In a clinical study, red blood cells were taken from high blood pressure patients. These patients were split into two groups: one had a diet rich in nitrate from green leafy veggies, and the other had a diet low in nitrate. These red blood cells were then used in heart attack experiments with rats.

The results showed that these red blood cells can protect the heart when oxygen levels are low, and a simple dietary change can boost this protection.

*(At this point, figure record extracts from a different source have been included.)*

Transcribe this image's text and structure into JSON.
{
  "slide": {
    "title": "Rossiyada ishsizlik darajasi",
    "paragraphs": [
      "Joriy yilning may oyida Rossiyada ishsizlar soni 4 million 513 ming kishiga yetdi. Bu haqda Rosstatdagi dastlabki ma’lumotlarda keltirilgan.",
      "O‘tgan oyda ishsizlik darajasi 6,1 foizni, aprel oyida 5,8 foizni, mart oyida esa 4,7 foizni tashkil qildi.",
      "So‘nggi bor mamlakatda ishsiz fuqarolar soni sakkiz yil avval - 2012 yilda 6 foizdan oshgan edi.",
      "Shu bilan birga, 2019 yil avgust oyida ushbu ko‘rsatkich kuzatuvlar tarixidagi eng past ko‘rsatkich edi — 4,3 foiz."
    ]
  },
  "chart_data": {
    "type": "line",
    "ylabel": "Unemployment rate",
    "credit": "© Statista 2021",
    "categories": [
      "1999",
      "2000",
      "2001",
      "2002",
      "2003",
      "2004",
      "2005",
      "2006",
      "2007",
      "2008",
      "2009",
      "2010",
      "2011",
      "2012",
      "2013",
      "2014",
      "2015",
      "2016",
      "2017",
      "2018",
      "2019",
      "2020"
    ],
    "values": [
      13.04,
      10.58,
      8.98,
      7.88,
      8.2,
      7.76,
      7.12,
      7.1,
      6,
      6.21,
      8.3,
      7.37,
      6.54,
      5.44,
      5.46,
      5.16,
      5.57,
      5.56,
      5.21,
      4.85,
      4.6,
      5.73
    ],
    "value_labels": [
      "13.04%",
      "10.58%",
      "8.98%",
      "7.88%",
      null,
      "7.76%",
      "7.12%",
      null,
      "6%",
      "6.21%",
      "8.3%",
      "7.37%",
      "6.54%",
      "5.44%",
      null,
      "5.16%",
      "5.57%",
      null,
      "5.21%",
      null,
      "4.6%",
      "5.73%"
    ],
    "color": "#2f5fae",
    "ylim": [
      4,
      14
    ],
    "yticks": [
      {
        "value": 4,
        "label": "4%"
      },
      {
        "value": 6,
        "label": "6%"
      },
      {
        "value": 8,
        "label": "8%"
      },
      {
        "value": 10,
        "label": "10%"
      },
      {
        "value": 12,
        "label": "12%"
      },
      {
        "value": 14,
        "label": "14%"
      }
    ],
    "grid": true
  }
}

This could be vital for people at risk of heart attacks.
The next step in the research is to develop drugs that can trigger this protective mechanism in red blood cells to safeguard the body’s tissues and cells during low oxygen conditions.

We also need to understand how the blood cells communicate their protective signal to the heart muscle cells,” states John Pernow.

In conclusion, this study reveals that red blood cells have a natural way of protecting the heart during a heart attack when there’s insufficient oxygen. Additionally, it suggests that eating foods with lots of nitrates, like green leafy vegetables, could make this protection even better.

In the future, researchers will try to figure out exactly how red blood cells send this protective message to the heart muscles. The goal is to use this knowledge to create treatments for people who might have heart attacks.

Journal Reference:

  1. Jiangning Yang, Michaela L. Sundqvist et al., Hypoxic erythrocytes mediate cardioprotection through activation of soluble guanylate cyclase and release of cyclic GMP. The Journal of Clinical Investigation. DOI: 10.1172/JCI167693.